Improved transportation links will assist further economic growth in the region, as Cambodia’s economy continues to improve, officials said yesterday.
Ministers from Cambodia as well as China, Laos, Vietnam, Thailand and Myanmar met yesterday at the 17th Greater Mekong Subregion Ministerial Conference held in Phnom Penh, highlighting areas such as infrastructure and tourism as ripe for increased cooperation.
“With primary road transport corridors mostly completed, we are now turning our attention to widen them through linked feeder and rural road networks while also recognising the need for stronger focus on railway connectivity,” a joint statement said.

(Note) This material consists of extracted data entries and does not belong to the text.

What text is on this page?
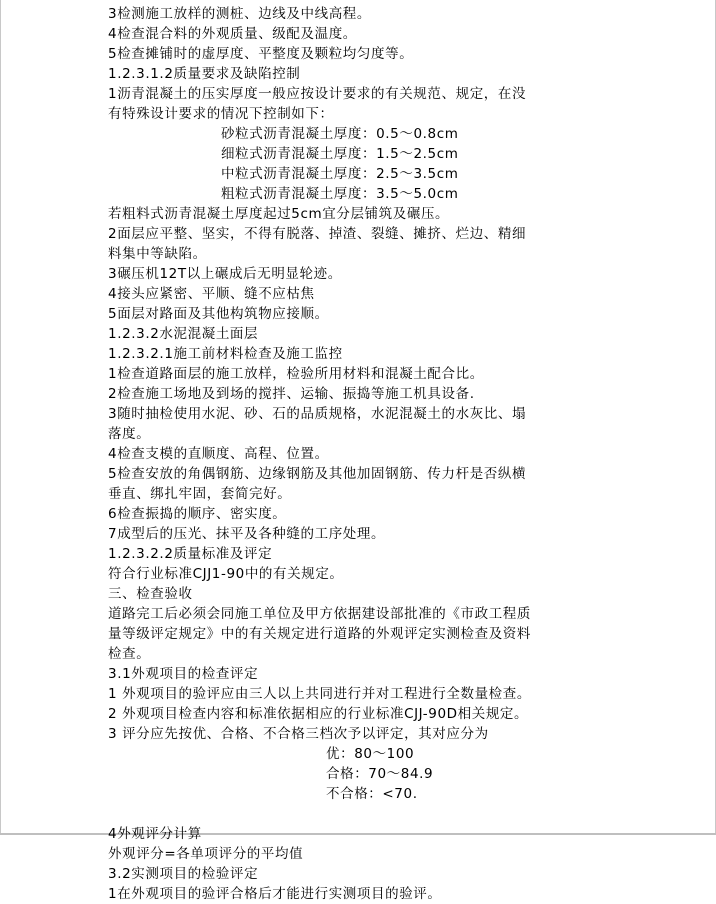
3检测施工放样的测桩、边线及中线高程。
4检查混合料的外观质量、级配及温度。
5检查摊铺时的虚厚度、平整度及颗粒均匀度等。
1.2.3.1.2质量要求及缺陷控制
1沥青混凝土的压实厚度一般应按设计要求的有关规范、规定，在没
有特殊设计要求的情况下控制如下：
砂粒式沥青混凝土厚度：0.5～0.8cm
细粒式沥青混凝土厚度：1.5～2.5cm
中粒式沥青混凝土厚度：2.5～3.5cm
粗粒式沥青混凝土厚度：3.5～5.0cm
若粗料式沥青混凝土厚度起过5cm宜分层铺筑及碾压。
2面层应平整、坚实，不得有脱落、掉渣、裂缝、摊挤、烂边、精细
料集中等缺陷。
3碾压机12T以上碾成后无明显轮迹。
4接头应紧密、平顺、缝不应枯焦
5面层对路面及其他构筑物应接顺。
1.2.3.2水泥混凝土面层
1.2.3.2.1施工前材料检查及施工监控
1检查道路面层的施工放样，检验所用材料和混凝土配合比。
2检查施工场地及到场的搅拌、运输、振捣等施工机具设备.
3随时抽检使用水泥、砂、石的品质规格，水泥混凝土的水灰比、塌
落度。
4检查支模的直顺度、高程、位置。
5检查安放的角偶钢筋、边缘钢筋及其他加固钢筋、传力杆是否纵横
垂直、绑扎牢固，套简完好。
6检查振捣的顺序、密实度。
7成型后的压光、抹平及各种缝的工序处理。
1.2.3.2.2质量标准及评定
符合行业标准CJJ1-90中的有关规定。
三、检查验收
道路完工后必须会同施工单位及甲方依据建设部批准的《市政工程质
量等级评定规定》中的有关规定进行道路的外观评定实测检查及资料
检查。
3.1外观项目的检查评定
1 外观项目的验评应由三人以上共同进行并对工程进行全数量检查。
2 外观项目检查内容和标准依据相应的行业标准CJJ-90D相关规定。
3 评分应先按优、合格、不合格三档次予以评定，其对应分为
优：80～100
合格：70～84.9
不合格：<70.
4外观评分计算
外观评分=各单项评分的平均值
3.2实测项目的检验评定
1在外观项目的验评合格后才能进行实测项目的验评。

Plans are underway to establish a GMS Railway Coordination Office to promote “coordination of the railway development plans of the GMS countries”, according to the statement.
Chinese experts have pegged the cost for a Phnom Penh to Vietnam rail link at US$686 million, which would bridge the largest gap for the planned Singapore to Kunming, China, railroad.
The ministers also highlighted the region’s rapid recovery from the global economic crisis, noting the “Asian region is seen as leading the world recovery from this worst recession in three quarters of a century” in the joint statement.
Cambodia’s GDP is poised to grow by about 8 percent in 2011, Commerce Minister Cham Prasidh said.
While the overall Cambodian economy was improving, it still faces challenges in some areas such as human resource, he said.
“Although more people are now attending university, graduates can not always fulfil the needs of investors and an increasing number of the population are leaving the country to find work elsewhere,” he said.
The GMS ministers also pledged increased cooperation on tourism, which had been a key economic driver for the region.
“We are pleased that tourism has remained resilient despite the global economic downturn and expect it to benefit from increased growth and investment in the year ahead,” said Asian Development Bank Vice President Bindu Lohani at the press conference yesterday.
Cambodia’s tourism sector was on pace for growth of about 20 percent this year, said Cham Prasidh.